◼ Poll: 61% of College-Age Students Want Government to Stay Out of Their Lives - Adam Tragone/CNS (director of external relations for Young America's Foundation)
In a survey launched by Young America's Foundation and conducted by the polling company, Kellyanne Conway, Inc., more than 60 percent of college-age students feel that government should not take an active role in their day-to-day-lives, and half of respondents believe that the federal government is mostly hurting economic recovery.
◼ Here’s a heartening story. - John Seiler/Cal Watchdog, Your Eyes On California Government
From the time they go to preschool until the day they graduate from professional school three decades later, kids these days suffer relentless politically correct indoctrination. Their K-12 teachers and their university professors almost unanimously give them this message: “Government is good. Government is wonderful. Government will solve all your problems.”
Yet a new poll shows that 61 percent of college-age students want the government out of their lives.
Why? Well, kids are bearing the brunt of government tyranny. They’re being forced into Obamacare, whether they want to or not, which means they’ll be taxed heavily to pay for the ailments of older folks.
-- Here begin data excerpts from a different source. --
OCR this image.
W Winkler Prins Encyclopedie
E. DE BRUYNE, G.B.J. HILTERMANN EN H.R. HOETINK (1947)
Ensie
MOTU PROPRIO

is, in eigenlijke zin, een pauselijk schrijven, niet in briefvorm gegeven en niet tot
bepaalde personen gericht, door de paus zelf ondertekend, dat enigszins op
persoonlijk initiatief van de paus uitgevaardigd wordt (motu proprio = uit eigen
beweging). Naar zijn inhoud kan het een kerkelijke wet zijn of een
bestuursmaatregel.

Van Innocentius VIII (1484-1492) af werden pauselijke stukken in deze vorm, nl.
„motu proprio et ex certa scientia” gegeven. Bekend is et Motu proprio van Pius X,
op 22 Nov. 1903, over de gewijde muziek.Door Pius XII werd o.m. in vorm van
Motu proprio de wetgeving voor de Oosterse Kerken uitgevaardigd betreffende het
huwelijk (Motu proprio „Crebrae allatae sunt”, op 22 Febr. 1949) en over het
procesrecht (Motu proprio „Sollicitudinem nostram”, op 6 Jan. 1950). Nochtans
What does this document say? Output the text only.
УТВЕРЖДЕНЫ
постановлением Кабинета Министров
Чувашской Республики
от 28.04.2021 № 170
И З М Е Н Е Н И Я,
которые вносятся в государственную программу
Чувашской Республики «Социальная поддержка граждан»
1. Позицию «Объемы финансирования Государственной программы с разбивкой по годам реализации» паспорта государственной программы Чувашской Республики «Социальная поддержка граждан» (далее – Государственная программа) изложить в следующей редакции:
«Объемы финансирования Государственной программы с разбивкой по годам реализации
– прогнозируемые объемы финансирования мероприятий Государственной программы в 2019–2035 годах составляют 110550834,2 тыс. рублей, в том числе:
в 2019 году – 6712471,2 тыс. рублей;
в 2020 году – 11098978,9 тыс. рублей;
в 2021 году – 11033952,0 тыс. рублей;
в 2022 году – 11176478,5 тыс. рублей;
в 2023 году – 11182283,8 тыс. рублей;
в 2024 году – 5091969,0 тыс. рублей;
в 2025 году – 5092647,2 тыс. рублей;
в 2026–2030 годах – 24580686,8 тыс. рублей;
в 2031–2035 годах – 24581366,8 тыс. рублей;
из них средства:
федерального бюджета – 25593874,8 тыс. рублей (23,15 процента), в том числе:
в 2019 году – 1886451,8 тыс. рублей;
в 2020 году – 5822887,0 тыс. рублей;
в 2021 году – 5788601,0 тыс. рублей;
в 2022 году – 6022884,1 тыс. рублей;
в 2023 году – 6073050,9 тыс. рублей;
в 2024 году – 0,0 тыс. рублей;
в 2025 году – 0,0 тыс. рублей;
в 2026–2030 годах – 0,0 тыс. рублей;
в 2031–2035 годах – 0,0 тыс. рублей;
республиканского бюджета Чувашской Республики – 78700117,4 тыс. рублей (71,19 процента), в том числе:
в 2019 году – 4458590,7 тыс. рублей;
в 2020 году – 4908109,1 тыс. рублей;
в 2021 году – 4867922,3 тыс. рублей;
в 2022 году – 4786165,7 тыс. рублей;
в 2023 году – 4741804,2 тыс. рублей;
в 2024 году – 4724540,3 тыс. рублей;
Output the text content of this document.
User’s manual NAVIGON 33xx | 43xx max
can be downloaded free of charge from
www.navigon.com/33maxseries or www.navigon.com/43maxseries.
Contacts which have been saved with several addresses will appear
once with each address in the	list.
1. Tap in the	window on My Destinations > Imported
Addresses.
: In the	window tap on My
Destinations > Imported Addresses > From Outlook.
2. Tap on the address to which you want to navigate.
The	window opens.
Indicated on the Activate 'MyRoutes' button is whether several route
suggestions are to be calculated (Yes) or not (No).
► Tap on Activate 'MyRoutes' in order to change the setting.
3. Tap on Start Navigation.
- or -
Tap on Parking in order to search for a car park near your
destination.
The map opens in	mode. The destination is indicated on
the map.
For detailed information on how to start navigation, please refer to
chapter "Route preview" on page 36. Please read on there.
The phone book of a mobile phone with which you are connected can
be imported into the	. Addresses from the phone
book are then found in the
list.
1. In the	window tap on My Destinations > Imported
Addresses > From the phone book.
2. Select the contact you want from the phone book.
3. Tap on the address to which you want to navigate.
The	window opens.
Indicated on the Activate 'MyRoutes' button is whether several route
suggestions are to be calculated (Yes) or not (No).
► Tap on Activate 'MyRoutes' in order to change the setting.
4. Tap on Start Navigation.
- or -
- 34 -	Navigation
They pay massively into Social Security and Medicare. Yet I remember a poll a few years ago which showed more youngsters believe in UFOs than believe they’ll ever get an FDR dime out of these bankrupt socialist systems.
The kids run up college debt of as much as $200,000 — then can’t find jobs in the worst “recovery” in 70 years. Housing is so expensive they have to stay at home with Mom and Pop well into their 30s.
It’s hard to save enough money to get married and have kids. The Federal Reserve Board has kept interest rates at zero percent the past five years, even as inflation eats up the dollar’s value. “Savings” means the money in your savings account goes down in value 2 percent a year. The stock market is setting “records,” just over 15,000 for the DJIA, only because of inflation.
The wars of the federal government, which youngsters have to fight on the front lines, are inconclusive and seem pointless. And why are we spending trillions on hundreds of overseas bases to fight a Soviet Union that died so long ago no kid under 25 even remembers it?
But the kids have the Internet. So unlike my late 1960s, 1970s generation, which had few news sources beside the Main Stream Media, kids can find out what’s really going on from alternative Web sites; or at least get a contrasting point of view from what they’re fed by the military-industrial-Congressional-media-university complex.
This gives me hope for the future.
Next on the agenda: to get it out of their lives, the kids need to begin dismantling this monstrous government.